An Outsider's View
Editor’s note: I asked Caroline Fritz, our new managing editor, to write this month’s editorial and introduce herself to our readers. Caroline has been working behind the scenes for several months and has already helped us improve our coverage of the industry.
When I first started at Engineered Systems, Mission Critical’s sister publication, back in 1999, I knew nothing about HVAC. My previous writing experience consisted of writing general interest articles for daily and weekly newspapers, writing about art for a monthly, and limited technical writing about the metal building industry. I had no experience writing about engineering whatsoever. It was a little intimidating, but the editor Robert Beverly had faith in me, especially when “quick learner” was featured prominently on my resume!
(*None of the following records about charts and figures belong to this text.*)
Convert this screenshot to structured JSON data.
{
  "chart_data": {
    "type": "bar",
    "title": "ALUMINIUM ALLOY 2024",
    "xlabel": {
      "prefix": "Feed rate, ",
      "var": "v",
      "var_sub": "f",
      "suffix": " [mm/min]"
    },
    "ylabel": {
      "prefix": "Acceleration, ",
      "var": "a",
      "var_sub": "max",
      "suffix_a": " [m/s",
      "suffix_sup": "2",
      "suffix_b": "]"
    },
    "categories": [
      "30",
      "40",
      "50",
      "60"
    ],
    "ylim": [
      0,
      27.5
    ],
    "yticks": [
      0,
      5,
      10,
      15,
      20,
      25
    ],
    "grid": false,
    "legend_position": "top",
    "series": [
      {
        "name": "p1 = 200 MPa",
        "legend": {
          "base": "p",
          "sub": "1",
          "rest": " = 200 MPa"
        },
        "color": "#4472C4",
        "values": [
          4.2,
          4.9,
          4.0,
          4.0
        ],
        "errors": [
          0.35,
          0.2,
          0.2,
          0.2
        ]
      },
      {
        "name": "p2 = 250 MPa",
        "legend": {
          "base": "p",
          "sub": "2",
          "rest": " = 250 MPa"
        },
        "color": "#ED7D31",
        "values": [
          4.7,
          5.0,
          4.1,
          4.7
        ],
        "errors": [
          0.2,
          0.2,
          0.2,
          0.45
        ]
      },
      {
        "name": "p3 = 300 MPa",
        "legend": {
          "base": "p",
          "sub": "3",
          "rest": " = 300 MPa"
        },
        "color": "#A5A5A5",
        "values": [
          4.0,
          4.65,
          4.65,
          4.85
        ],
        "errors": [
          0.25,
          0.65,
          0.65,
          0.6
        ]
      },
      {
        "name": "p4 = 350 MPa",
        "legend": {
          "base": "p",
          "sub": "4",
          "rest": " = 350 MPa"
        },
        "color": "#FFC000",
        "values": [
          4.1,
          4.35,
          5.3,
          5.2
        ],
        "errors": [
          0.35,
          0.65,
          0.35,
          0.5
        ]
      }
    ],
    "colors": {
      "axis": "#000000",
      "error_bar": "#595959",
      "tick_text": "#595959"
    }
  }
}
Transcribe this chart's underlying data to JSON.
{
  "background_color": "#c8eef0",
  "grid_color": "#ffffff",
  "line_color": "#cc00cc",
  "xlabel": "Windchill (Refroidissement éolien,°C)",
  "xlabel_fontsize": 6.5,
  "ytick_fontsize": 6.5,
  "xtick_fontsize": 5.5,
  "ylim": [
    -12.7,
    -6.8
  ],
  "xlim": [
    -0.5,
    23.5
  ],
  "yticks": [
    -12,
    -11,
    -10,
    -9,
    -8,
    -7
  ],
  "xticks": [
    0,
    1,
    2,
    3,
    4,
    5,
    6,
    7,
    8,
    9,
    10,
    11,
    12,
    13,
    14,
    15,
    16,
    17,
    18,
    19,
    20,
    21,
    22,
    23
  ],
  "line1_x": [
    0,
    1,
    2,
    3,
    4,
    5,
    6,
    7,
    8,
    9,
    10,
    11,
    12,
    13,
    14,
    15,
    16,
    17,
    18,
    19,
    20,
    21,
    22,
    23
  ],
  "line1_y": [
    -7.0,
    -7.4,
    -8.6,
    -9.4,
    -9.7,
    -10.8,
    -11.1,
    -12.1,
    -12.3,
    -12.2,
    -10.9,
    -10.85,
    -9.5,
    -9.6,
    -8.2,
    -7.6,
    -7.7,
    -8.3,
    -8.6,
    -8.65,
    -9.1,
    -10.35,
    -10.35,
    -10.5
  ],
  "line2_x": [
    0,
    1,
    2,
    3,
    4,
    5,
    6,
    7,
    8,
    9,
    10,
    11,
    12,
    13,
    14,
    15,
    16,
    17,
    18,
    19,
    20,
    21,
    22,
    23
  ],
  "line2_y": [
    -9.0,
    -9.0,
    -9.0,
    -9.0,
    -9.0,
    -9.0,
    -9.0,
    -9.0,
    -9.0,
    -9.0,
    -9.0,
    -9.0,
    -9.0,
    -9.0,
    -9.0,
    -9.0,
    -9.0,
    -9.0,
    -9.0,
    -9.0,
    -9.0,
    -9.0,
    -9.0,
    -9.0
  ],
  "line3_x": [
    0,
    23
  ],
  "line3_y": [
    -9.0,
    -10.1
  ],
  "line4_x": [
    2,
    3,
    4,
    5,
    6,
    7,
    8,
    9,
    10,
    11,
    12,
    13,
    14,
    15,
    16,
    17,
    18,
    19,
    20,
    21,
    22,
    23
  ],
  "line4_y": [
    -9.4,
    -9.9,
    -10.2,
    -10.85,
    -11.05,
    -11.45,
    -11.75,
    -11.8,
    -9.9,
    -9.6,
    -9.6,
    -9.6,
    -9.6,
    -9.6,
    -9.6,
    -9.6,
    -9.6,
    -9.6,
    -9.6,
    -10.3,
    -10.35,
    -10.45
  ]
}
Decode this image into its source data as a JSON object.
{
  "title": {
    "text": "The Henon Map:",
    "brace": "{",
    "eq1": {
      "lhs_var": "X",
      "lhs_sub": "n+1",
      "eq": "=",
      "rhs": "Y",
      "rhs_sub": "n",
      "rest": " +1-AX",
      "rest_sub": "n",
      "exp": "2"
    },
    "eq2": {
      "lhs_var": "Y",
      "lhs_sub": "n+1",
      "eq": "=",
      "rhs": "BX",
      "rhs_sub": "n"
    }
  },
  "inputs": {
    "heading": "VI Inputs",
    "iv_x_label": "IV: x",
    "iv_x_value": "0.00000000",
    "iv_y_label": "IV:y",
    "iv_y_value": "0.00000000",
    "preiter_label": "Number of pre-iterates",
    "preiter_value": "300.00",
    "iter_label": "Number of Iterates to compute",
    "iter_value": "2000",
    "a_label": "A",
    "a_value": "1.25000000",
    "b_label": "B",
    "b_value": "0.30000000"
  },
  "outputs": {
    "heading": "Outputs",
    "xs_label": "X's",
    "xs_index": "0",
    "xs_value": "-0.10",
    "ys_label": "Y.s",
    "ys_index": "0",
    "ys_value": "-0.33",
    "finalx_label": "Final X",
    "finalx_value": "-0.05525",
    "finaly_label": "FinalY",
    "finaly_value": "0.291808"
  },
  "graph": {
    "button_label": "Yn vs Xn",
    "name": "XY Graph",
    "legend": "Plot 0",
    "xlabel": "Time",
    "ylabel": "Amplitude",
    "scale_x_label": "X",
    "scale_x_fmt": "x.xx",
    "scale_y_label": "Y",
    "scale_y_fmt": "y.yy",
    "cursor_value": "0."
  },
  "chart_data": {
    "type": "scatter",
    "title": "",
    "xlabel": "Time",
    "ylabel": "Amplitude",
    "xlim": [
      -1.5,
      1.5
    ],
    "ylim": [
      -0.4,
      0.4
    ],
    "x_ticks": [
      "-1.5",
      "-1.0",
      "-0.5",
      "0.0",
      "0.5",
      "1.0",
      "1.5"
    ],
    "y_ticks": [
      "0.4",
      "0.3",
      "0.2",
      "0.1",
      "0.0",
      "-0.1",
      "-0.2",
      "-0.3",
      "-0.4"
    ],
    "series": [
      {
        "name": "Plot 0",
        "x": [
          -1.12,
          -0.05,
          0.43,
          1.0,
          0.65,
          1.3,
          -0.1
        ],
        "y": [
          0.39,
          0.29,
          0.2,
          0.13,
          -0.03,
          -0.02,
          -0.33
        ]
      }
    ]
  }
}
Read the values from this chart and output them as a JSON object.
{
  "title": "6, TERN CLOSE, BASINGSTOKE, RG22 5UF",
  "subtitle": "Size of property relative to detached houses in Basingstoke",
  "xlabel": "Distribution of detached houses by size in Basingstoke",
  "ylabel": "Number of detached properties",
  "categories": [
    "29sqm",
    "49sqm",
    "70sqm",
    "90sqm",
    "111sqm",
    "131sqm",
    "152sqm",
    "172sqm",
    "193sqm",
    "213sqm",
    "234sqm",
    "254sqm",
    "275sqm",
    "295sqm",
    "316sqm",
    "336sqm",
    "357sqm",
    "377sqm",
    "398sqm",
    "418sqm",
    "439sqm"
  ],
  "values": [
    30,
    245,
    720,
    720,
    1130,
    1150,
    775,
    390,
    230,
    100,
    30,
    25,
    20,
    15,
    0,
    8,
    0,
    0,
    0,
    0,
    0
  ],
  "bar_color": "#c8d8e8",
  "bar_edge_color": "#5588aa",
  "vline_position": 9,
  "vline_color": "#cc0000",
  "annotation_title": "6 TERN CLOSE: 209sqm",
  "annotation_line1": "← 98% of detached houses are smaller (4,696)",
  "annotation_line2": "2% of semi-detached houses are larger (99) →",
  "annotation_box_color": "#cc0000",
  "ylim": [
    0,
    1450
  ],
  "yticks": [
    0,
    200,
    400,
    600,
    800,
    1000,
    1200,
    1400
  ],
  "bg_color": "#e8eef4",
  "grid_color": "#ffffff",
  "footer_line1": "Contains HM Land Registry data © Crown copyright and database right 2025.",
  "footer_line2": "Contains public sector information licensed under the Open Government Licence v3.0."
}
I have learned quite a bit in the ensuing 11 years: Not enough to install an HVAC system by any means, but enough to understand certain concepts behind the technology and communicate them to readers, I hope, without seeming like a complete idiot. Since Mission Critical covers many topics that ES also covers, such as cooling (ES also devotes two issues a year to mission critical HVACR topics), I am hoping that my learning curve on data center and power issues is slight. Kevin Heslin and Peter Moran, Mission Critical’s editor and publisher, have faith that I can get up to speed quickly.
One of the key goals of any HVAC project is efficiency, with the underlying objective of saving money by reducing energy and operating costs. Mission-critical facilities also need to combine efficiency with reliability. Not only do data centers have to be energy efficient, they must be able to keep up and running. Data centers are a business, after all, providing their clients a host of services from networking to maintaining critical data to server applications. It is an industry hidden from the public view for the most part, but as critical to the ever-present technology that fills people’s lives as their laptops and smart phones. Of course, you all know that.
As a relative outsider to the industry, putting my foot further through the mission-critical door, I think it is not only a pretty exciting place to be but also an incredible opportunity to be a part of a quickly changing environment. And the best place to read about these changes is Mission Critical. This month, we talk about how the demand for green energy will affect power consumption (“Digital Power” by Peter M. Curtis); the upcoming challenges faced by data centers with changes to the New York City building code (“Legal Perspectives” by Peter V.K. Funk, Jr.); and how changing the cable purchase process can help the bottom line (“Five Practical Tips to Cut Structured Cabling Costs” by Bob Eskew).
In addition to editing articles and, in the process, learning more about the industry, my duties at Mission Critical consist of ensuring a smooth production process, posting breaking news on our website Monday through Friday at www.missioncritical.com, and tweeting this news at www.twitter.com/MCritical. Please drop me a line at firstname.lastname@example.org if you have a hot news flash, information about an upcoming mission critical-related event, or to herald the release of a new product.
I may even show up at trade shows. I will be the one furiously taking notes and reading, reading, reading.